In Dangerous Doctrine, political scientist Robert G. Kaufman argues that the forty-fourth president has indeed articulated a clear, consistent national security policy and has pursued it with remarkable fidelity. Yet Kaufman contends that President Obama has imprudently abandoned the muscular internationalism that has marked US foreign policy since the end of World War II. Drawing on international relations theory and American diplomatic history, Kaufman presents a robust critique of the Obama doctrine as he situates the president's use of power within the traditions of American strategic practice.
Focusing on the pivotal regions of Europe, the Middle East, and Asia, this provocative study demonstrates how current executive branch leadership threatens America's role as a superpower, weakening its ability to spread democracy and counter threats to geopolitical order in increasingly unstable times. Kaufman proposes a return to the grand strategy of moral democratic realism, as practiced by presidents such as Harry S. Truman, Ronald Reagan, and George W. Bush, with the hope of reestablishing the United States as the world's dominant power.
Kaufman is a political scientist specializing in American foreign policy, national security, international relations, and various aspects of American politics. He has written frequently for scholarly journals and popular publications, including The Weekly Standard, Policy Review, the Washington Times, the Baltimore Sun, the Philadelphia Inquirer, and the Seattle Post-Intelligencer. He is the author of three other books, including In Defense of the Bush Doctrine; a biography, Henry M. Jackson: A Life in Politics, which received the Emil and Katherine Sick Award for the best book on the history of the Pacific Northwest; and Arms Control During the Pre-Nuclear Era. Kaufman also assisted President Richard M. Nixon in the research and writing of Nixon’s final book, Beyond Peace.
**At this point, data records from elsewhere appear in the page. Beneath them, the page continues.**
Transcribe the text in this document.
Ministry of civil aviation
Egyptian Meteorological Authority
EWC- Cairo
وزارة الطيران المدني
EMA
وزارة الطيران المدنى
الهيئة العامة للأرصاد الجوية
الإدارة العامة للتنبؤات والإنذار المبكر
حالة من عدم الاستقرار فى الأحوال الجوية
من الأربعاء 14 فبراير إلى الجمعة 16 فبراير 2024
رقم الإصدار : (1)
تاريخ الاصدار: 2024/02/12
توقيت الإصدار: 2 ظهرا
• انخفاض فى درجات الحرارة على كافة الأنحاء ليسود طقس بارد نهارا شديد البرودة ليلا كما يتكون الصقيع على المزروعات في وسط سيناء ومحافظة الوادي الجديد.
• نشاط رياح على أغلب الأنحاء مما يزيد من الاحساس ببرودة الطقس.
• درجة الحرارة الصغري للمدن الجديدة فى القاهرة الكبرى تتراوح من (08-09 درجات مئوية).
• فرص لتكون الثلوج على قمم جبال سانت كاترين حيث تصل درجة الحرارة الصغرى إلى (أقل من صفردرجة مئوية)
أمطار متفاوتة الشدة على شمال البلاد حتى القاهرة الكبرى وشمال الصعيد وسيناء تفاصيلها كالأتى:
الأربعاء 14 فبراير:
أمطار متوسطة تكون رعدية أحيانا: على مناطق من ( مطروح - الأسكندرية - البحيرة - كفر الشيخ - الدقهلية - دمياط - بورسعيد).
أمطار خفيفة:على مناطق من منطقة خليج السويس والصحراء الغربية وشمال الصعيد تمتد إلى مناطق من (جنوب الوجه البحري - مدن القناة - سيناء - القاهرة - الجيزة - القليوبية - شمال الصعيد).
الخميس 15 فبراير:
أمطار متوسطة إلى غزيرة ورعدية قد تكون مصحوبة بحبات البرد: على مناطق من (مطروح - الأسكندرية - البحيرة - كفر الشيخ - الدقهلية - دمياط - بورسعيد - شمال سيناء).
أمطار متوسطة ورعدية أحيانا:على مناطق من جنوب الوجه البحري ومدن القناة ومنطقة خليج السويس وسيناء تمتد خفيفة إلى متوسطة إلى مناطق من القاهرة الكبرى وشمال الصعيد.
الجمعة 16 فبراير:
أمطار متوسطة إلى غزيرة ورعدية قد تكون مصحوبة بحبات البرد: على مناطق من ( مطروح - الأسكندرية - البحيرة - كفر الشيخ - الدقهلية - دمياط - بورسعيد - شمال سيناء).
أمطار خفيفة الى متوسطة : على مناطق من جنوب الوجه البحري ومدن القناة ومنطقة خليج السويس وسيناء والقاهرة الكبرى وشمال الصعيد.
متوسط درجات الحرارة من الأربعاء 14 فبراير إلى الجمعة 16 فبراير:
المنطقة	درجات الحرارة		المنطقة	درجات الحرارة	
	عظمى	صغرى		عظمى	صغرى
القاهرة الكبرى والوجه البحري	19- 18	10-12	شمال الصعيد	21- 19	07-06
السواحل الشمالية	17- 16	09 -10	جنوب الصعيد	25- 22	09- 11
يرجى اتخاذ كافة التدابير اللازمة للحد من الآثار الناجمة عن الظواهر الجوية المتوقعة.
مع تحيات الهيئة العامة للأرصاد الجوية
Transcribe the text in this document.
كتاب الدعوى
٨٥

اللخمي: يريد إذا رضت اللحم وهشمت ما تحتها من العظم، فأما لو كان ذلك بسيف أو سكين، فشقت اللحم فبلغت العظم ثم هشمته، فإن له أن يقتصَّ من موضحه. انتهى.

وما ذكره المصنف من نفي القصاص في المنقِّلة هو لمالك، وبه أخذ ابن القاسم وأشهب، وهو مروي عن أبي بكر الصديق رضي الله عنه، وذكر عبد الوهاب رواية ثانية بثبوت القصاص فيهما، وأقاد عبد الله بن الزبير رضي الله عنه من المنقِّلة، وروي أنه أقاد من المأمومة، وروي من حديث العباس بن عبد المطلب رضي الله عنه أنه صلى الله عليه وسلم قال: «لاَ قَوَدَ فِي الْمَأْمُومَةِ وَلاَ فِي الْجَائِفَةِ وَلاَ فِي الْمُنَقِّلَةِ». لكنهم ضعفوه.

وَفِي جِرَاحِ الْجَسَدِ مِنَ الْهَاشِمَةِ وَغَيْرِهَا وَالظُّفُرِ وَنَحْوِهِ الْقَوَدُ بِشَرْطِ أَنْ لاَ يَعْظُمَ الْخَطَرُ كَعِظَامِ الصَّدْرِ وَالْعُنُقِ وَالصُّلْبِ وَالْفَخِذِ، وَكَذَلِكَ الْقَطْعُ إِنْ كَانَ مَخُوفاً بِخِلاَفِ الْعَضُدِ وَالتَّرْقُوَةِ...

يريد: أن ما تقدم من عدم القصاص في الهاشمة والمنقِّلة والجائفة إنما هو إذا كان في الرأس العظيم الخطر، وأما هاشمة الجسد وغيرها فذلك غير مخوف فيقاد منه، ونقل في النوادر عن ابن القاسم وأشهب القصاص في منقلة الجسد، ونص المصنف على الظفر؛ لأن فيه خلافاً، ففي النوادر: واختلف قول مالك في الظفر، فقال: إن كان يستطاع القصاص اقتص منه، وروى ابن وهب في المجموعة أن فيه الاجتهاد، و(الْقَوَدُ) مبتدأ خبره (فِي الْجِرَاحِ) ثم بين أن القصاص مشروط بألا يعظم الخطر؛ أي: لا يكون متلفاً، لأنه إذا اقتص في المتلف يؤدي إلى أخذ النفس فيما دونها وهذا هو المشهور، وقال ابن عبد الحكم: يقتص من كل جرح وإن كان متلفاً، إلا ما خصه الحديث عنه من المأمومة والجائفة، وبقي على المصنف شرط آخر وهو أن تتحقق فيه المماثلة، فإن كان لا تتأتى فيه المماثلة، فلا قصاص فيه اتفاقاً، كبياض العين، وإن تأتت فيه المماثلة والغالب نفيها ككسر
He is a former Bradley Scholar and current adjunct scholar at the Heritage Foundation, and has taught at Colgate University, the U.S. Naval War College, and the University of Vermont. Kaufman received a JD from Georgetown University Law Center and his BA, MA, MPhil, and PhD from Columbia University. Kaufman will receive an LLM in dispute resolution from the Straus Institute at the Pepperdine University School of Law in May 2016.